Like Butch Berry, plenty of people are sad that kids “don’t know how to play in the woods anymore.” But Butch, who leads the restoration of Springfield Woods, is actually doing something about it. He’s pulling out poison ivy and cutting paths, and getting neighbors into the woods to experience nature and get invested.
Butch spent idyllic days of his 1960s childhood in Springfield woods, foraging for berries and playing cowboys and Indians. After college and a couple of decades away from Baltimore, he came back to his old neighborhood in 2001. In the meantime, the woods were being used as a dumping ground and had become impenetrable with overgrowth. To Butch, it seemed that everyone accepted that as just the way it was, and didn’t notice the woods anymore. He decided to change that on January 1, 2012.
Since then, with support from Baltimore Green Space’s Forest Stewardship Network, Butch has worked to save a lovely forest patch from invasive plants, and in the process turned it into a real-life laboratory for students at all levels.
In 2012, the invasive plants were “higher than any of us,” Butch recalls. He decided to start the clean-up at the stream – but first he had to find the stream. It was covered by vines and clogged with junk, and people thought it had dried up. Baltimore Green Space put Butch in touch with the Johns Hopkins President’s Day of Service, and volunteers from a sorority helped Butch pull old lumber, vacuum cleaners, and five bags of glass from the stream. Soon he could find the source: a spring whose water is clean enough that salamanders and turtles can live there. And the soil appears uncontaminated too. Research coordinated by Baltimore Green Space shows that the it includes a good layer of organic material, as in larger rural forests.

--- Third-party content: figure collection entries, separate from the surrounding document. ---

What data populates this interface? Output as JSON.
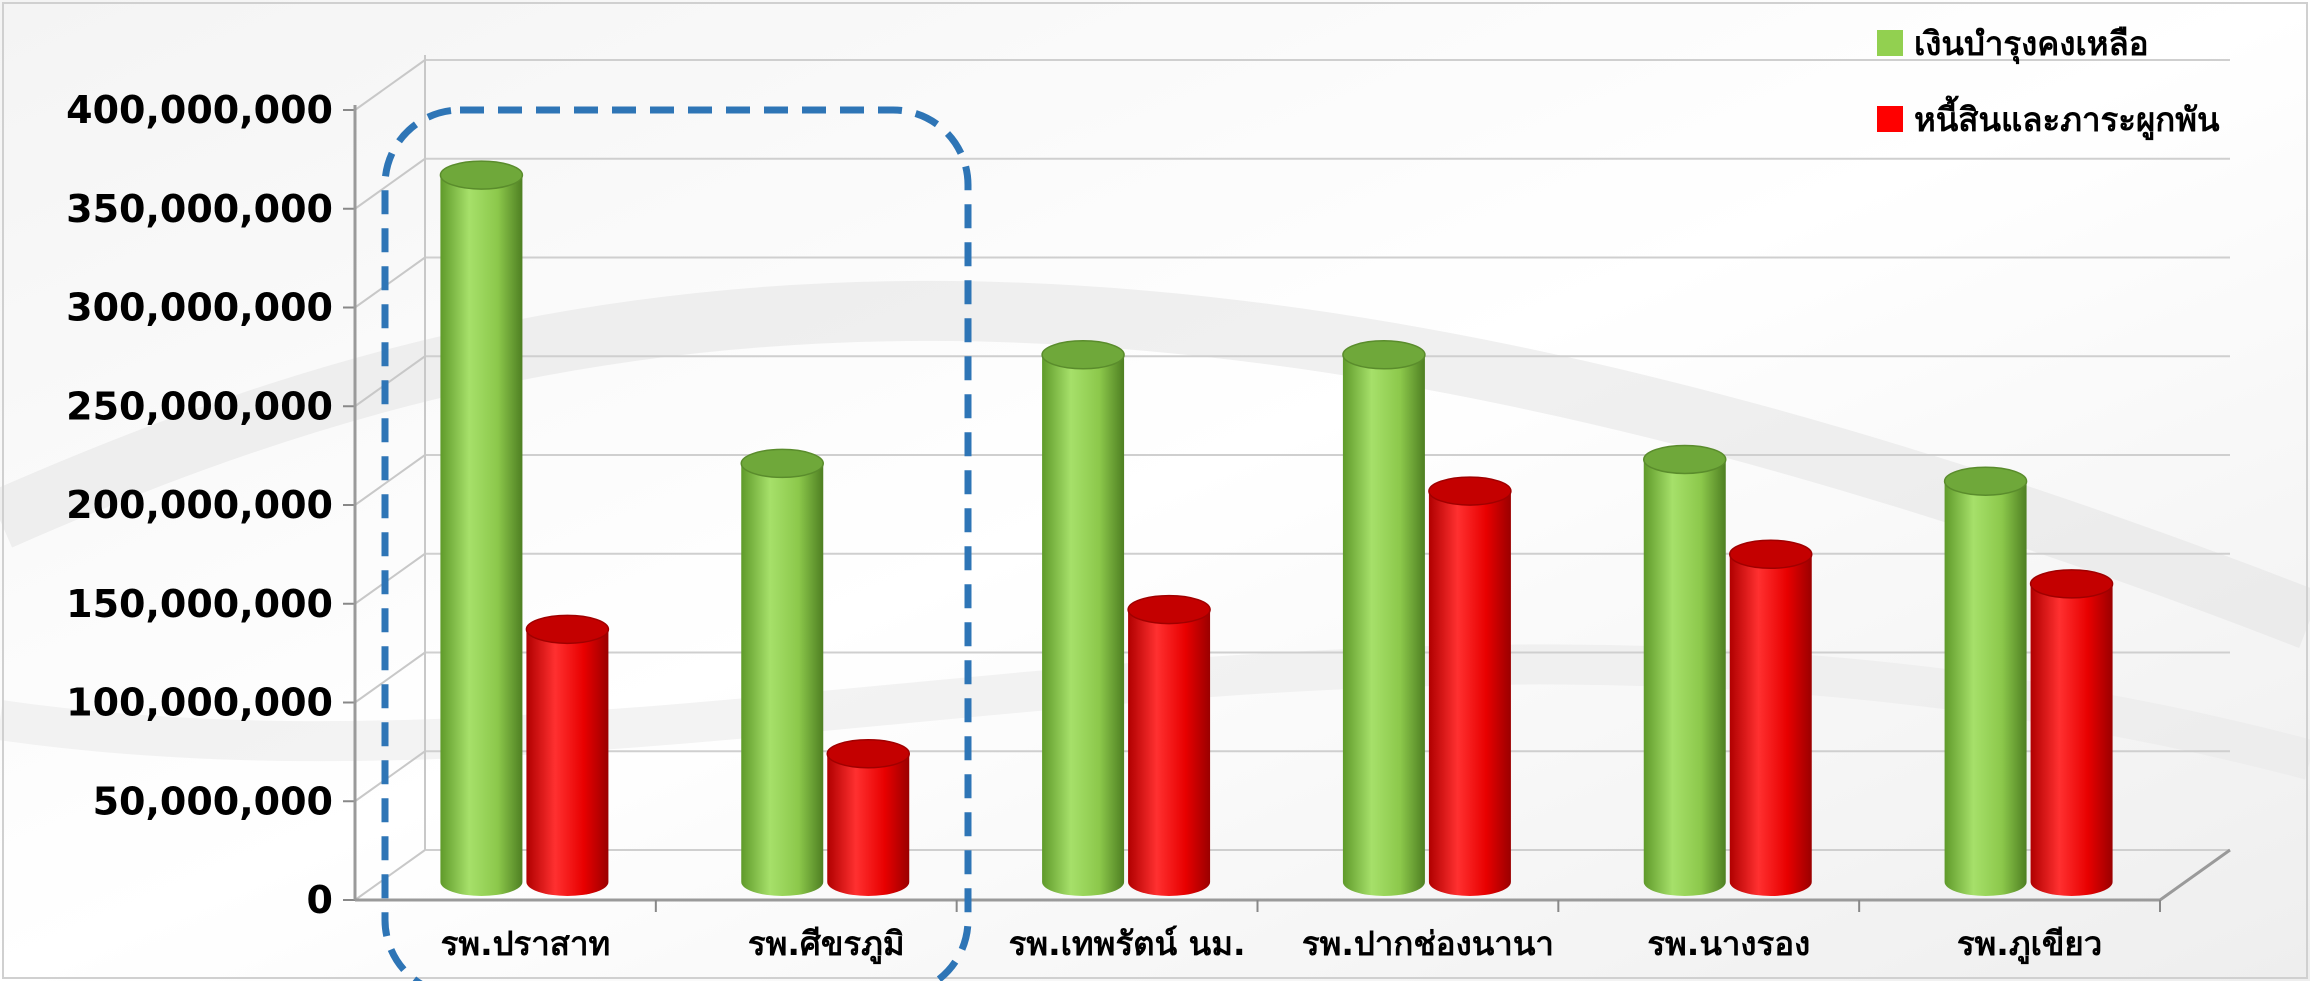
{
  "chart_data": {
    "type": "bar",
    "title": "",
    "xlabel": "",
    "ylabel": "",
    "categories": [
      "รพ.ปราสาท",
      "รพ.ศีขรภูมิ",
      "รพ.เทพรัตน์ นม.",
      "รพ.ปากช่องนานา",
      "รพ.นางรอง",
      "รพ.ภูเขียว"
    ],
    "series": [
      {
        "name": "เงินบำรุงคงเหลือ",
        "color": "#92d050",
        "values": [
          363000000,
          217000000,
          272000000,
          272000000,
          219000000,
          208000000
        ]
      },
      {
        "name": "หนี้สินและภาระผูกพัน",
        "color": "#ff0000",
        "values": [
          133000000,
          70000000,
          143000000,
          203000000,
          171000000,
          156000000
        ]
      }
    ],
    "ylim": [
      0,
      400000000
    ],
    "y_ticks": [
      {
        "value": 0,
        "label": "0"
      },
      {
        "value": 50000000,
        "label": "50,000,000"
      },
      {
        "value": 100000000,
        "label": "100,000,000"
      },
      {
        "value": 150000000,
        "label": "150,000,000"
      },
      {
        "value": 200000000,
        "label": "200,000,000"
      },
      {
        "value": 250000000,
        "label": "250,000,000"
      },
      {
        "value": 300000000,
        "label": "300,000,000"
      },
      {
        "value": 350000000,
        "label": "350,000,000"
      },
      {
        "value": 400000000,
        "label": "400,000,000"
      }
    ],
    "grid": true,
    "legend_position": "top-right",
    "highlight": {
      "categories": [
        "รพ.ปราสาท",
        "รพ.ศีขรภูมิ"
      ],
      "color": "#2e75b6",
      "style": "dashed rounded box"
    },
    "style": "3d cylinder"
  }
}
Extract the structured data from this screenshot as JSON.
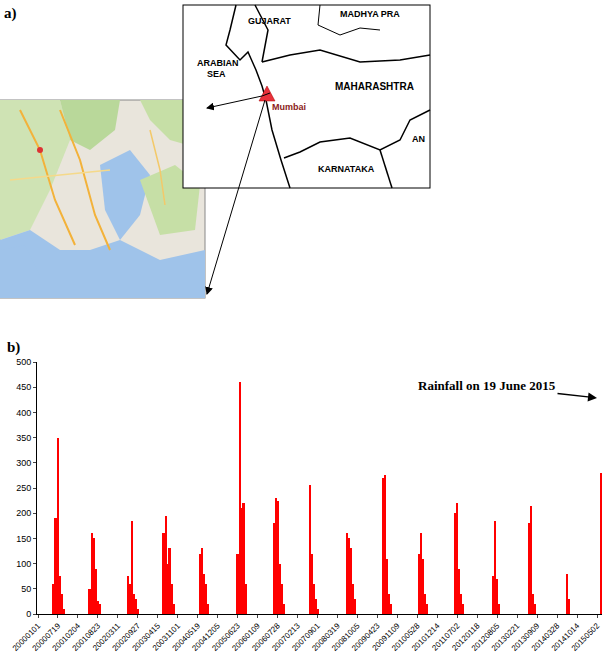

Initially the work of restoring the Springfield Woods focused on clearing out the junk, including dog cages that Butch suspects were used for raising pit bulls. As he got deeper into the process, Butch learned about natural spaces from Baltimore Green Space and partner organizations, including the Maryland Forestry Service, the University of Maryland Extension, the University of Baltimore, College Park, and the Maryland Natural History Society. Now he has a plan. “We’re trying to save the good stuff, and take out all the invasives.”
People in the neighborhood have begun pitching in, and they don’t let contractors dump construction trash there anymore. Volunteers from local private schools come to help too. It’s very important for helpers to know which plants need to go and which should stay. Butch is philosophical about the delicate balance required to educate enthusiastic helpers without scaring them away.
To make the forest more welcoming Butch names parts of the woods, complete with wooden signs. Some examples: “Fox Den Way”, where there actually is a fox den. “Sunset View”, at the top of a westward-facing hill that was originally nothing but briars and now is a shady spot with cool cross breezes. “Gathering Place,” a clearing with wild flowers. The more he does, the more he thinks of to do – and a big focus is children. He wants to teach kids to love the forest, and he thinks about organizing a program of campfire stories held in the patch to show kids not to be afraid of natural places. He wants to build a fence at the edge of Sunset View to make it safe for young children so that public schools can bring kids for walks. He wants to label the trees. Butch notes that people are scared of wolves in the patch – but there are no wolves, just foxes, opossums, and raccoon.
Springfield Woods’ role as a real-life laboratory for teaching students at all levels is very important to Butch. From school kids to PhD candidates, all are learning about urban forests and native plants. While he plants pecan, persimmon, and elderberry trees for the wildlife, Butch thinks about planning foraging hikes to show his neighbors a natural world they haven’t noticed. It’s one more reason for them to love and protect a treasure right at their feet.